けれど、夕は「本当の自分をさらけ出すべき!」だとか、「本当の自分はこんなんじゃないんだ!」といった闇とは無縁の人物らしい。



 それはともかく――。



「どうして……?」



 どうして、自分に、自分なんかに、ここまでしてくれるのだろう。



 絶望の淵に座り込んでいた自分に手を差し伸べ、スポットライトの下にまで連れて行ってくれた旭姫や司狼以外の人間は、すべて醜く、愚かしく、そして残酷なのではなかったか。



「どうしてって……あー、オレさ、アンタのパフォーマンス、好きなんだよな」



 少し照れたように頬を掻きながら、夕はぶっつけ本番の告白を眞白に文字通りぶつけてきたのだ。

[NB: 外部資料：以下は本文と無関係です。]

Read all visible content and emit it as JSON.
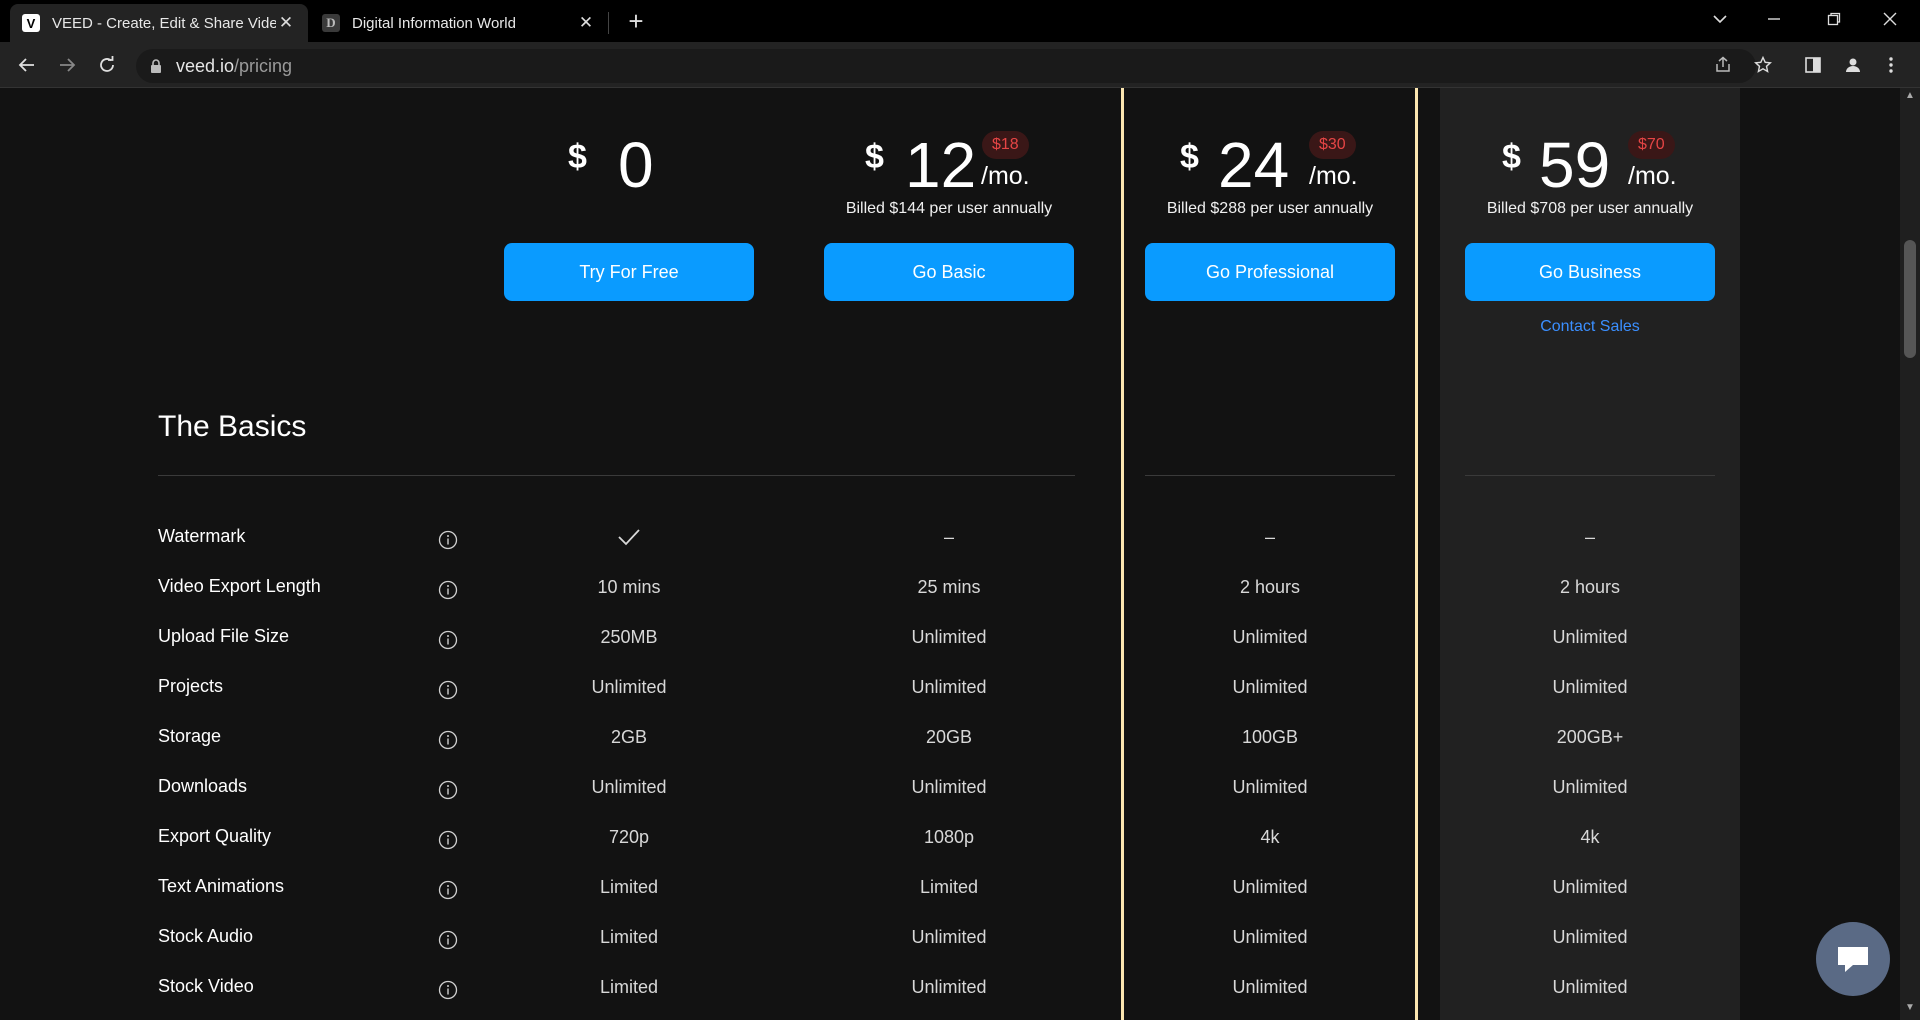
{
  "browser": {
    "tabs": [
      {
        "favicon": "V",
        "title": "VEED - Create, Edit & Share Videos",
        "close": "✕"
      },
      {
        "favicon": "D",
        "title": "Digital Information World",
        "close": "✕"
      }
    ],
    "new_tab": "+",
    "url_domain": "veed.io",
    "url_path": "/pricing"
  },
  "plans": [
    {
      "currency": "$",
      "price": "0",
      "was": "",
      "per": "",
      "billed": "",
      "cta": "Try For Free",
      "extra_link": ""
    },
    {
      "currency": "$",
      "price": "12",
      "was": "$18",
      "per": "/mo.",
      "billed": "Billed $144 per user annually",
      "cta": "Go Basic",
      "extra_link": ""
    },
    {
      "currency": "$",
      "price": "24",
      "was": "$30",
      "per": "/mo.",
      "billed": "Billed $288 per user annually",
      "cta": "Go Professional",
      "extra_link": ""
    },
    {
      "currency": "$",
      "price": "59",
      "was": "$70",
      "per": "/mo.",
      "billed": "Billed $708 per user annually",
      "cta": "Go Business",
      "extra_link": "Contact Sales"
    }
  ],
  "section_title": "The Basics",
  "features": [
    {
      "label": "Watermark",
      "values": [
        "check-icon",
        "–",
        "–",
        "–"
      ]
    },
    {
      "label": "Video Export Length",
      "values": [
        "10 mins",
        "25 mins",
        "2 hours",
        "2 hours"
      ]
    },
    {
      "label": "Upload File Size",
      "values": [
        "250MB",
        "Unlimited",
        "Unlimited",
        "Unlimited"
      ]
    },
    {
      "label": "Projects",
      "values": [
        "Unlimited",
        "Unlimited",
        "Unlimited",
        "Unlimited"
      ]
    },
    {
      "label": "Storage",
      "values": [
        "2GB",
        "20GB",
        "100GB",
        "200GB+"
      ]
    },
    {
      "label": "Downloads",
      "values": [
        "Unlimited",
        "Unlimited",
        "Unlimited",
        "Unlimited"
      ]
    },
    {
      "label": "Export Quality",
      "values": [
        "720p",
        "1080p",
        "4k",
        "4k"
      ]
    },
    {
      "label": "Text Animations",
      "values": [
        "Limited",
        "Limited",
        "Unlimited",
        "Unlimited"
      ]
    },
    {
      "label": "Stock Audio",
      "values": [
        "Limited",
        "Unlimited",
        "Unlimited",
        "Unlimited"
      ]
    },
    {
      "label": "Stock Video",
      "values": [
        "Limited",
        "Unlimited",
        "Unlimited",
        "Unlimited"
      ]
    }
  ],
  "colors": {
    "cta": "#0a9bff",
    "highlight_border": "#fbe5b0",
    "old_price": "#e54545",
    "link": "#3b8fff"
  }
}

「アンタのパフォーマンスは、一目見てかっこいいやつだって分かった。オレの外見がもっと男らしくて、オレの魔力がもっと強ければ、アンタみたいなパフォーマンスができたのにって、ちょっと悔しくなっちまうくらい……。だから、まー、アレだな。憧れ、ってやつ?」



 改めて口にしたら、告白とは想像以上に恥ずかしいものだったらしい。照れ隠しに眞白はばしばしとたたかれてしまった。



「だからさ、今回の『星影祭』も、土壇場でアンタらのステージが見られるって知ってオレは楽しみにしてたんだ。余ってる布をかき集めてくるくらいどうってことねえよ。オレ達の衣装の方は、まあ、今頃リーダーがなんとかしてんだろ」



 だから、ここで待っててくれよな、と、夕はすぐさま駆け出していった。

その走りは、先ほどの眞白と同じくらいか――むしろ、眞白よりも速い。





 憧れ、とは、初めて聞いた言葉だ。

 言葉の意味は知っていた。眞白がアイドルを目指したきっかけも、その「憧れ」によるものだったから。

 でも、自分はアイドルの憧れを抱く側の人間であって、まさか憧れを抱かれる立場になるなんて、今まで微塵も、考えたことがなかったのだ。



 そこまで思い至った途端、胸がじわりと熱くなる。



 自分にとっての憧れは、旭姫と司狼だった。



 けれど、アイドルを目指している限り、そしてアイドルとして生き続ける限り、自分が誰かの憧れにもなれるのだ。



 あの日、初めて『Nacht』の『プレライ』を見た感動を、絶望の中で生きる希望を見出したきっかけを、自分が誰かに与えることができるのだ。



 今日の舞台、絶対、成功させてみせよう。



 いつもの『プレライ』以上に、眞白は強く決意した。